Ja, genau. Und ich würde sagen, ich habe auch einen ganz passablen Schlagwurf – das hat mir mal jemand gesagt. Und ich kann auch gut mit dem Kreis zusammenspielen. 

Das erste Seniorenjahr haben Sie auch beim ASV verbracht, warum gehen Sie nun zum RSV Altenbögge?
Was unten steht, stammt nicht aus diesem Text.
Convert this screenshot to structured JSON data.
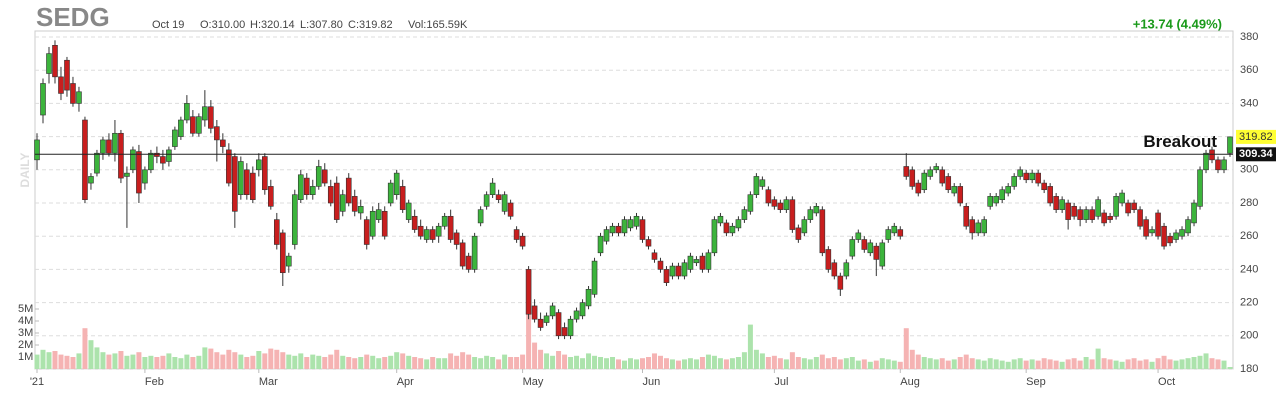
{
  "chart_data": {
    "type": "candlestick",
    "title": "SEDG",
    "date": "Oct 19",
    "header": [
      "O:310.00",
      "H:320.14",
      "L:307.80",
      "C:319.82",
      "Vol:165.59K"
    ],
    "change": "+13.74 (4.49%)",
    "side_label": "DAILY",
    "annotation": "Breakout",
    "breakout_level": 309.34,
    "last_price": 319.82,
    "up_color": "#3cb43c",
    "down_color": "#c81e1e",
    "up_volume_color": "#ace3ac",
    "down_volume_color": "#f5b3b3",
    "change_color": "#1a9a1a",
    "ylim": [
      180,
      380
    ],
    "yticks": [
      180,
      200,
      220,
      240,
      260,
      280,
      300,
      320,
      340,
      360,
      380
    ],
    "grid": true,
    "volume_ylim": [
      0,
      5
    ],
    "volume_ticks": [
      {
        "value": 1,
        "label": "1M"
      },
      {
        "value": 2,
        "label": "2M"
      },
      {
        "value": 3,
        "label": "3M"
      },
      {
        "value": 4,
        "label": "4M"
      },
      {
        "value": 5,
        "label": "5M"
      }
    ],
    "xticks": [
      {
        "value": 0,
        "label": "'21"
      },
      {
        "value": 18,
        "label": "Feb"
      },
      {
        "value": 37,
        "label": "Mar"
      },
      {
        "value": 60,
        "label": "Apr"
      },
      {
        "value": 81,
        "label": "May"
      },
      {
        "value": 101,
        "label": "Jun"
      },
      {
        "value": 123,
        "label": "Jul"
      },
      {
        "value": 144,
        "label": "Aug"
      },
      {
        "value": 165,
        "label": "Sep"
      },
      {
        "value": 187,
        "label": "Oct"
      }
    ],
    "ohlc": [
      [
        306,
        322,
        300,
        318
      ],
      [
        333,
        355,
        328,
        352
      ],
      [
        358,
        374,
        352,
        370
      ],
      [
        375,
        378,
        352,
        356
      ],
      [
        356,
        362,
        342,
        346
      ],
      [
        366,
        368,
        344,
        348
      ],
      [
        352,
        356,
        338,
        340
      ],
      [
        340,
        350,
        335,
        347
      ],
      [
        330,
        332,
        280,
        282
      ],
      [
        292,
        298,
        288,
        296
      ],
      [
        298,
        312,
        296,
        310
      ],
      [
        310,
        320,
        306,
        318
      ],
      [
        318,
        322,
        308,
        310
      ],
      [
        310,
        330,
        305,
        322
      ],
      [
        322,
        324,
        292,
        295
      ],
      [
        296,
        302,
        265,
        298
      ],
      [
        300,
        314,
        298,
        312
      ],
      [
        311,
        315,
        280,
        286
      ],
      [
        292,
        302,
        288,
        300
      ],
      [
        300,
        312,
        298,
        310
      ],
      [
        310,
        314,
        304,
        308
      ],
      [
        308,
        312,
        300,
        304
      ],
      [
        305,
        314,
        302,
        312
      ],
      [
        314,
        326,
        312,
        324
      ],
      [
        320,
        332,
        318,
        330
      ],
      [
        330,
        345,
        328,
        340
      ],
      [
        332,
        336,
        320,
        322
      ],
      [
        322,
        334,
        320,
        332
      ],
      [
        330,
        348,
        326,
        338
      ],
      [
        338,
        342,
        322,
        325
      ],
      [
        326,
        330,
        305,
        318
      ],
      [
        318,
        322,
        310,
        314
      ],
      [
        312,
        316,
        290,
        292
      ],
      [
        308,
        310,
        265,
        275
      ],
      [
        285,
        308,
        282,
        305
      ],
      [
        300,
        304,
        282,
        285
      ],
      [
        298,
        302,
        280,
        282
      ],
      [
        300,
        310,
        296,
        306
      ],
      [
        308,
        310,
        285,
        288
      ],
      [
        290,
        294,
        276,
        278
      ],
      [
        270,
        274,
        252,
        255
      ],
      [
        262,
        264,
        230,
        238
      ],
      [
        242,
        250,
        238,
        248
      ],
      [
        255,
        288,
        252,
        285
      ],
      [
        282,
        300,
        280,
        297
      ],
      [
        295,
        298,
        282,
        285
      ],
      [
        285,
        294,
        282,
        290
      ],
      [
        290,
        306,
        288,
        302
      ],
      [
        300,
        304,
        290,
        292
      ],
      [
        290,
        294,
        278,
        280
      ],
      [
        292,
        296,
        268,
        270
      ],
      [
        275,
        288,
        272,
        285
      ],
      [
        295,
        298,
        278,
        280
      ],
      [
        284,
        288,
        272,
        275
      ],
      [
        274,
        282,
        270,
        278
      ],
      [
        270,
        272,
        252,
        255
      ],
      [
        260,
        278,
        258,
        275
      ],
      [
        270,
        280,
        268,
        276
      ],
      [
        275,
        278,
        258,
        260
      ],
      [
        280,
        294,
        278,
        292
      ],
      [
        285,
        300,
        282,
        298
      ],
      [
        290,
        294,
        274,
        276
      ],
      [
        270,
        282,
        268,
        280
      ],
      [
        272,
        276,
        262,
        264
      ],
      [
        266,
        270,
        258,
        260
      ],
      [
        258,
        266,
        256,
        264
      ],
      [
        264,
        266,
        256,
        258
      ],
      [
        260,
        268,
        256,
        266
      ],
      [
        266,
        274,
        264,
        272
      ],
      [
        272,
        276,
        256,
        258
      ],
      [
        262,
        264,
        252,
        255
      ],
      [
        256,
        258,
        240,
        242
      ],
      [
        248,
        250,
        238,
        240
      ],
      [
        240,
        262,
        238,
        260
      ],
      [
        268,
        278,
        266,
        276
      ],
      [
        278,
        287,
        276,
        285
      ],
      [
        285,
        295,
        283,
        292
      ],
      [
        285,
        288,
        280,
        282
      ],
      [
        275,
        287,
        273,
        285
      ],
      [
        280,
        282,
        270,
        272
      ],
      [
        264,
        266,
        256,
        258
      ],
      [
        260,
        262,
        252,
        254
      ],
      [
        240,
        242,
        210,
        213
      ],
      [
        218,
        222,
        208,
        210
      ],
      [
        210,
        214,
        203,
        205
      ],
      [
        208,
        214,
        206,
        212
      ],
      [
        212,
        220,
        210,
        218
      ],
      [
        214,
        216,
        198,
        200
      ],
      [
        205,
        208,
        198,
        200
      ],
      [
        200,
        212,
        198,
        210
      ],
      [
        210,
        217,
        208,
        215
      ],
      [
        212,
        222,
        210,
        220
      ],
      [
        218,
        230,
        216,
        228
      ],
      [
        225,
        247,
        223,
        245
      ],
      [
        250,
        262,
        248,
        260
      ],
      [
        257,
        266,
        255,
        264
      ],
      [
        262,
        268,
        260,
        266
      ],
      [
        266,
        268,
        260,
        262
      ],
      [
        262,
        272,
        260,
        270
      ],
      [
        265,
        272,
        263,
        270
      ],
      [
        266,
        274,
        264,
        272
      ],
      [
        270,
        272,
        256,
        258
      ],
      [
        258,
        260,
        252,
        254
      ],
      [
        250,
        252,
        244,
        246
      ],
      [
        245,
        247,
        238,
        240
      ],
      [
        240,
        242,
        230,
        232
      ],
      [
        236,
        244,
        234,
        242
      ],
      [
        242,
        244,
        234,
        236
      ],
      [
        236,
        246,
        234,
        244
      ],
      [
        240,
        250,
        238,
        248
      ],
      [
        244,
        248,
        242,
        246
      ],
      [
        248,
        250,
        238,
        240
      ],
      [
        240,
        252,
        238,
        250
      ],
      [
        250,
        272,
        248,
        270
      ],
      [
        268,
        274,
        266,
        272
      ],
      [
        268,
        270,
        260,
        262
      ],
      [
        262,
        268,
        260,
        266
      ],
      [
        265,
        272,
        263,
        270
      ],
      [
        270,
        278,
        268,
        276
      ],
      [
        275,
        287,
        273,
        285
      ],
      [
        285,
        298,
        283,
        296
      ],
      [
        290,
        296,
        288,
        294
      ],
      [
        288,
        290,
        278,
        280
      ],
      [
        282,
        284,
        276,
        278
      ],
      [
        280,
        282,
        274,
        276
      ],
      [
        276,
        284,
        274,
        282
      ],
      [
        282,
        284,
        262,
        264
      ],
      [
        265,
        267,
        256,
        258
      ],
      [
        262,
        272,
        260,
        270
      ],
      [
        270,
        278,
        268,
        276
      ],
      [
        274,
        280,
        272,
        278
      ],
      [
        276,
        278,
        248,
        250
      ],
      [
        252,
        254,
        238,
        240
      ],
      [
        244,
        246,
        234,
        236
      ],
      [
        236,
        238,
        224,
        228
      ],
      [
        236,
        246,
        234,
        244
      ],
      [
        248,
        260,
        246,
        258
      ],
      [
        258,
        264,
        256,
        262
      ],
      [
        258,
        260,
        250,
        252
      ],
      [
        250,
        258,
        248,
        256
      ],
      [
        254,
        256,
        236,
        246
      ],
      [
        242,
        258,
        240,
        256
      ],
      [
        258,
        266,
        256,
        264
      ],
      [
        262,
        268,
        260,
        266
      ],
      [
        264,
        266,
        258,
        260
      ],
      [
        302,
        310,
        294,
        296
      ],
      [
        300,
        302,
        288,
        290
      ],
      [
        292,
        294,
        284,
        286
      ],
      [
        288,
        300,
        286,
        298
      ],
      [
        296,
        302,
        294,
        300
      ],
      [
        300,
        304,
        298,
        302
      ],
      [
        300,
        302,
        290,
        292
      ],
      [
        296,
        298,
        286,
        288
      ],
      [
        286,
        292,
        284,
        290
      ],
      [
        290,
        292,
        278,
        280
      ],
      [
        278,
        280,
        264,
        266
      ],
      [
        270,
        272,
        258,
        262
      ],
      [
        262,
        270,
        260,
        268
      ],
      [
        262,
        272,
        260,
        270
      ],
      [
        278,
        286,
        276,
        284
      ],
      [
        280,
        286,
        278,
        284
      ],
      [
        282,
        290,
        280,
        288
      ],
      [
        286,
        292,
        284,
        290
      ],
      [
        290,
        298,
        288,
        296
      ],
      [
        296,
        302,
        294,
        300
      ],
      [
        298,
        300,
        292,
        294
      ],
      [
        294,
        300,
        292,
        298
      ],
      [
        298,
        300,
        290,
        292
      ],
      [
        292,
        294,
        286,
        288
      ],
      [
        290,
        292,
        278,
        280
      ],
      [
        284,
        286,
        274,
        276
      ],
      [
        276,
        284,
        274,
        282
      ],
      [
        280,
        282,
        264,
        270
      ],
      [
        278,
        280,
        270,
        272
      ],
      [
        276,
        278,
        266,
        270
      ],
      [
        270,
        278,
        268,
        276
      ],
      [
        276,
        278,
        268,
        270
      ],
      [
        272,
        284,
        270,
        282
      ],
      [
        274,
        276,
        266,
        268
      ],
      [
        272,
        274,
        268,
        270
      ],
      [
        272,
        286,
        270,
        284
      ],
      [
        280,
        288,
        278,
        286
      ],
      [
        280,
        282,
        272,
        274
      ],
      [
        280,
        282,
        274,
        276
      ],
      [
        276,
        278,
        264,
        266
      ],
      [
        270,
        272,
        258,
        260
      ],
      [
        262,
        266,
        260,
        264
      ],
      [
        274,
        276,
        258,
        260
      ],
      [
        266,
        268,
        252,
        254
      ],
      [
        260,
        262,
        254,
        256
      ],
      [
        258,
        264,
        256,
        262
      ],
      [
        260,
        266,
        258,
        264
      ],
      [
        262,
        272,
        260,
        270
      ],
      [
        268,
        282,
        266,
        280
      ],
      [
        278,
        302,
        276,
        300
      ],
      [
        300,
        312,
        298,
        310
      ],
      [
        312,
        314,
        304,
        306
      ],
      [
        306,
        308,
        298,
        300
      ],
      [
        300,
        308,
        298,
        306
      ],
      [
        310.0,
        320.14,
        307.8,
        319.82
      ]
    ],
    "volume": [
      1.2,
      1.6,
      1.4,
      1.5,
      1.2,
      1.1,
      1.0,
      1.3,
      3.4,
      2.4,
      1.8,
      1.4,
      1.2,
      1.3,
      1.5,
      1.1,
      1.2,
      1.4,
      1.0,
      1.1,
      1.0,
      1.1,
      1.3,
      1.0,
      0.9,
      1.2,
      1.0,
      1.1,
      1.8,
      1.7,
      1.4,
      1.2,
      1.6,
      1.4,
      1.2,
      1.0,
      1.1,
      1.5,
      1.3,
      1.7,
      1.6,
      1.4,
      1.2,
      1.1,
      1.3,
      1.0,
      1.2,
      1.1,
      1.0,
      1.2,
      1.6,
      1.1,
      1.0,
      0.9,
      1.0,
      1.2,
      1.1,
      0.9,
      1.0,
      1.1,
      1.4,
      1.3,
      1.1,
      1.0,
      0.9,
      0.8,
      1.0,
      0.9,
      0.9,
      1.3,
      1.1,
      1.4,
      1.2,
      1.0,
      0.9,
      1.1,
      1.0,
      0.8,
      1.2,
      1.0,
      1.0,
      1.2,
      4.8,
      2.2,
      1.6,
      1.3,
      1.1,
      1.5,
      1.2,
      1.0,
      1.1,
      0.9,
      1.3,
      1.1,
      1.0,
      0.9,
      1.0,
      0.8,
      0.7,
      0.9,
      0.8,
      0.9,
      1.0,
      1.3,
      1.1,
      0.9,
      0.8,
      0.7,
      0.8,
      0.9,
      0.8,
      1.0,
      1.2,
      1.1,
      0.9,
      0.8,
      0.9,
      1.0,
      1.4,
      3.7,
      1.6,
      1.3,
      1.0,
      1.1,
      0.9,
      0.8,
      1.4,
      1.0,
      0.9,
      0.8,
      1.0,
      1.2,
      0.9,
      1.0,
      0.8,
      0.9,
      1.0,
      0.7,
      0.8,
      0.6,
      0.7,
      0.9,
      0.8,
      0.7,
      0.6,
      3.4,
      1.6,
      1.2,
      1.0,
      0.9,
      0.8,
      0.9,
      0.7,
      0.8,
      1.0,
      1.2,
      0.9,
      0.8,
      0.7,
      0.9,
      0.8,
      0.7,
      0.6,
      0.8,
      0.9,
      0.7,
      0.8,
      0.7,
      0.9,
      0.8,
      0.7,
      0.6,
      0.8,
      0.9,
      0.7,
      1.0,
      0.8,
      1.7,
      0.9,
      0.8,
      0.7,
      0.6,
      0.8,
      0.9,
      0.7,
      0.8,
      0.6,
      0.9,
      1.1,
      0.8,
      0.7,
      0.8,
      0.9,
      1.0,
      1.1,
      1.3,
      0.9,
      0.8,
      0.7,
      0.16559
    ]
  }
}
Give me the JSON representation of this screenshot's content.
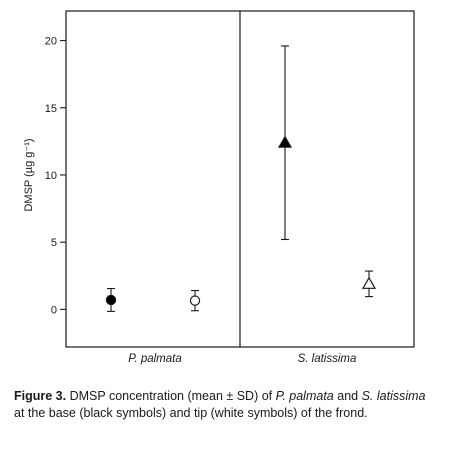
{
  "chart_data": {
    "type": "scatter",
    "ylabel": "DMSP (µg g⁻¹)",
    "ylim": [
      -2.8,
      22.2
    ],
    "yticks": [
      0,
      5,
      10,
      15,
      20
    ],
    "categories": [
      "P. palmata",
      "S. latissima"
    ],
    "grid": false,
    "panel_divider": "between categories",
    "points": [
      {
        "category": "P. palmata",
        "position": "base",
        "marker": "circle",
        "fill": "#000000",
        "mean": 0.7,
        "sd": 0.85
      },
      {
        "category": "P. palmata",
        "position": "tip",
        "marker": "circle",
        "fill": "#ffffff",
        "mean": 0.65,
        "sd": 0.75
      },
      {
        "category": "S. latissima",
        "position": "base",
        "marker": "triangle",
        "fill": "#000000",
        "mean": 12.4,
        "sd": 7.2
      },
      {
        "category": "S. latissima",
        "position": "tip",
        "marker": "triangle",
        "fill": "#ffffff",
        "mean": 1.9,
        "sd": 0.95
      }
    ]
  },
  "caption": {
    "label": "Figure 3.",
    "text_1": "DMSP concentration (mean ± SD) of ",
    "species_1": "P. palmata",
    "text_2": " and ",
    "species_2": "S. latissima",
    "text_3": " at the base (black symbols) and tip (white symbols) of the frond."
  }
}
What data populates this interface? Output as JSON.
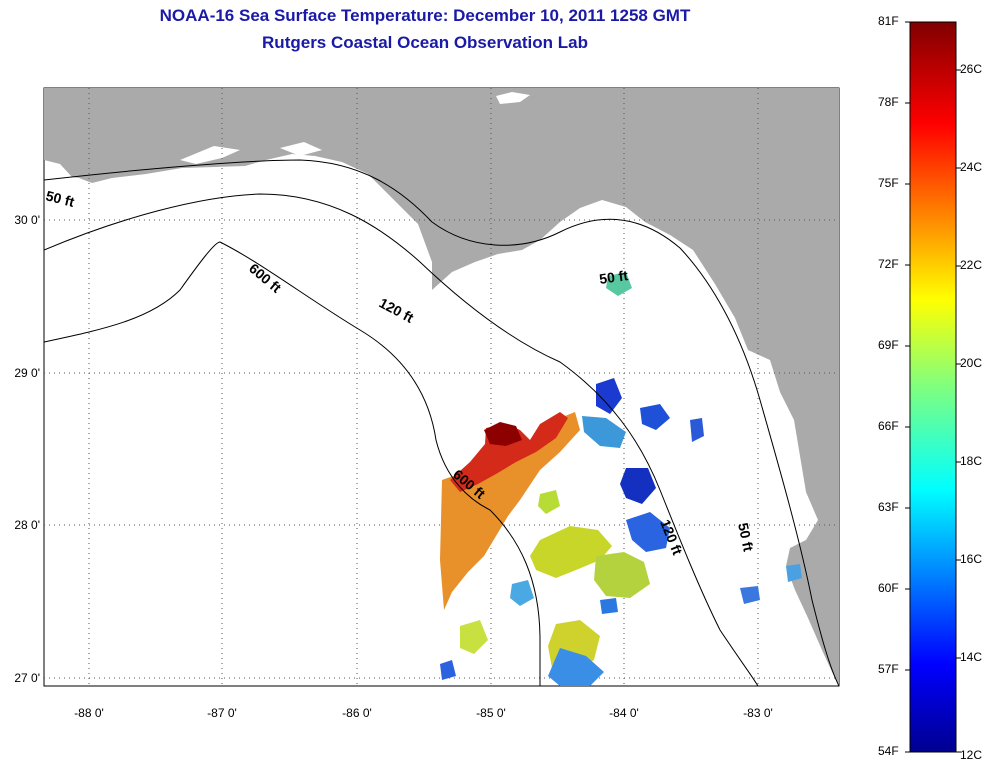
{
  "title": {
    "line1": "NOAA-16 Sea Surface Temperature:  December 10, 2011 1258 GMT",
    "line2": "Rutgers Coastal Ocean Observation Lab"
  },
  "map": {
    "lon_ticks": [
      "-88 0'",
      "-87 0'",
      "-86 0'",
      "-85 0'",
      "-84 0'",
      "-83 0'"
    ],
    "lat_ticks": [
      "30 0'",
      "29 0'",
      "28 0'",
      "27 0'"
    ],
    "contours": [
      "50 ft",
      "600 ft",
      "120 ft",
      "50 ft",
      "600 ft",
      "120 ft",
      "50 ft"
    ],
    "colors": {
      "land": "#aaaaaa",
      "ocean": "#ffffff",
      "contour": "#000000",
      "grid": "#555555"
    }
  },
  "colorbar": {
    "fahrenheit": [
      "81F",
      "78F",
      "75F",
      "72F",
      "69F",
      "66F",
      "63F",
      "60F",
      "57F",
      "54F"
    ],
    "celsius": [
      "26C",
      "24C",
      "22C",
      "20C",
      "18C",
      "16C",
      "14C",
      "12C"
    ],
    "range_f": [
      54,
      81
    ]
  }
}
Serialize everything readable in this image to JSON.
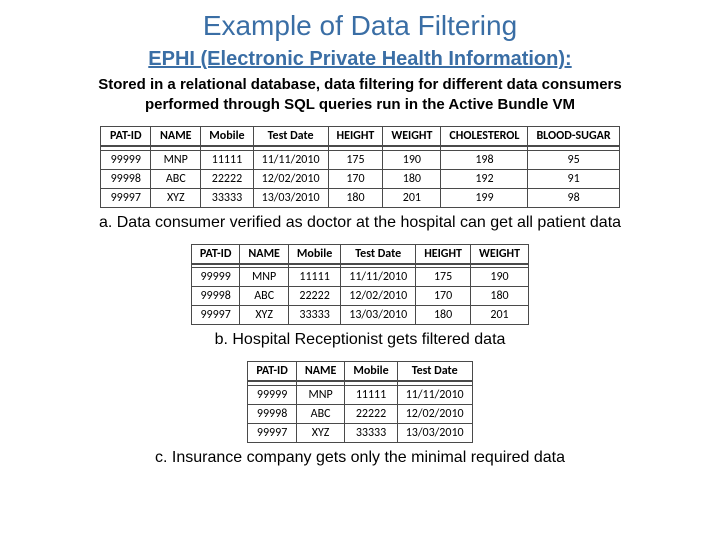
{
  "title": "Example of Data Filtering",
  "subtitle": "EPHI (Electronic Private Health Information):",
  "description_line1": "Stored in a relational database, data filtering for different data consumers",
  "description_line2": "performed through SQL queries run in the Active Bundle VM",
  "tables": {
    "a": {
      "columns": [
        "PAT-ID",
        "NAME",
        "Mobile",
        "Test Date",
        "HEIGHT",
        "WEIGHT",
        "CHOLESTEROL",
        "BLOOD-SUGAR"
      ],
      "rows": [
        [
          "99999",
          "MNP",
          "11111",
          "11/11/2010",
          "175",
          "190",
          "198",
          "95"
        ],
        [
          "99998",
          "ABC",
          "22222",
          "12/02/2010",
          "170",
          "180",
          "192",
          "91"
        ],
        [
          "99997",
          "XYZ",
          "33333",
          "13/03/2010",
          "180",
          "201",
          "199",
          "98"
        ]
      ],
      "caption": "a. Data consumer  verified as doctor at the hospital can get all patient data"
    },
    "b": {
      "columns": [
        "PAT-ID",
        "NAME",
        "Mobile",
        "Test Date",
        "HEIGHT",
        "WEIGHT"
      ],
      "rows": [
        [
          "99999",
          "MNP",
          "11111",
          "11/11/2010",
          "175",
          "190"
        ],
        [
          "99998",
          "ABC",
          "22222",
          "12/02/2010",
          "170",
          "180"
        ],
        [
          "99997",
          "XYZ",
          "33333",
          "13/03/2010",
          "180",
          "201"
        ]
      ],
      "caption": "b. Hospital Receptionist gets filtered data"
    },
    "c": {
      "columns": [
        "PAT-ID",
        "NAME",
        "Mobile",
        "Test Date"
      ],
      "rows": [
        [
          "99999",
          "MNP",
          "11111",
          "11/11/2010"
        ],
        [
          "99998",
          "ABC",
          "22222",
          "12/02/2010"
        ],
        [
          "99997",
          "XYZ",
          "33333",
          "13/03/2010"
        ]
      ],
      "caption": "c. Insurance company gets only the minimal required data"
    }
  },
  "colors": {
    "title_color": "#3a6ea5",
    "text_color": "#000000",
    "border_color": "#4a4a4a",
    "background": "#ffffff"
  }
}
Ich habe in der zweiten und der dritten Mannschaft gespielt, war da mit dem Sportlichen aber nicht so zufrieden. Dann hat mich die Aufgabe Verbandsliga natürlich gereizt, mich da hinein zu fuchsen. Und dann mit einem neuen Verein, eben Altenbögge. Ansonsten habe ich beim ASV eine sehr gute Ausbildung genossen. Unter Rob de Pijper (ASV-A-Jugendtrainer) habe ich einiges gelernt. Ich bin ihm sehr dankbar. Er hat mir doch einiges gezeigt. Er hat mir beigebracht, Verantwortung zu übernehmen. In der Abwehrarbeit bin ich unter ihm deutlich besser geworden. Auch mein Spielverständnis hat in der Zeit deutlich zugenommen. Hätte ich ihn nicht gehabt, wäre ich jetzt auch nicht bei Altenbögge im Kader. 

Und was macht in ihren Augen den RSV aus? 

Ich finde, das Team ist sehr gut zusammengewachsen, die hatten ja ein paar Neuzugänge vor zwei Jahren. Es ist ein sehr gutes Team. Der RSV hat eine sehr gute Ausstrahlungskraft. Wenn man den Namen hört, weiß man gleich, dass die Spiele eng werden. Eine volle Halle ist auch immer schön. Das Vergnügen hatte ich beim ASV eher selten und in Altenbögge ist die ja immer voll. 

Kennen Sie Spieler beim RSV? Es sind ja viele aus Hamm.

Ich kenne einige. 

Wer hat Sie nach Altenbögge geholt?

Ich habe Luca Tröster im Fitnessstudio getroffen. Da haben wir ein bisschen gequatscht und kamen auf die Idee zu sprechen. Jens (Schulte-Vögeling, RSV-Trainer) hat mich dann angesprochen. 

Was erwarten Sie von der kommenden Saison mit dem RSV? 

Ich habe jetzt keine großen Erwartungen, hoffe aber, dass wir den Klassenerhalt packen. Und ich hoffe auch, dass ich einen guten Teil dazu beitragen kann. 

Dann wünsch ich Ihnen, dass sie bald etwas anderes trainieren können als laufen, oder wie halten Sie sich fit?

Ich gehe ab und an wieder ins Fitnessstudio und laufe natürlich. Ich wäre aber froh, wenn ich mal wieder einen Ball werfen dürfte. Laufen ist auf Dauer eher ätzend.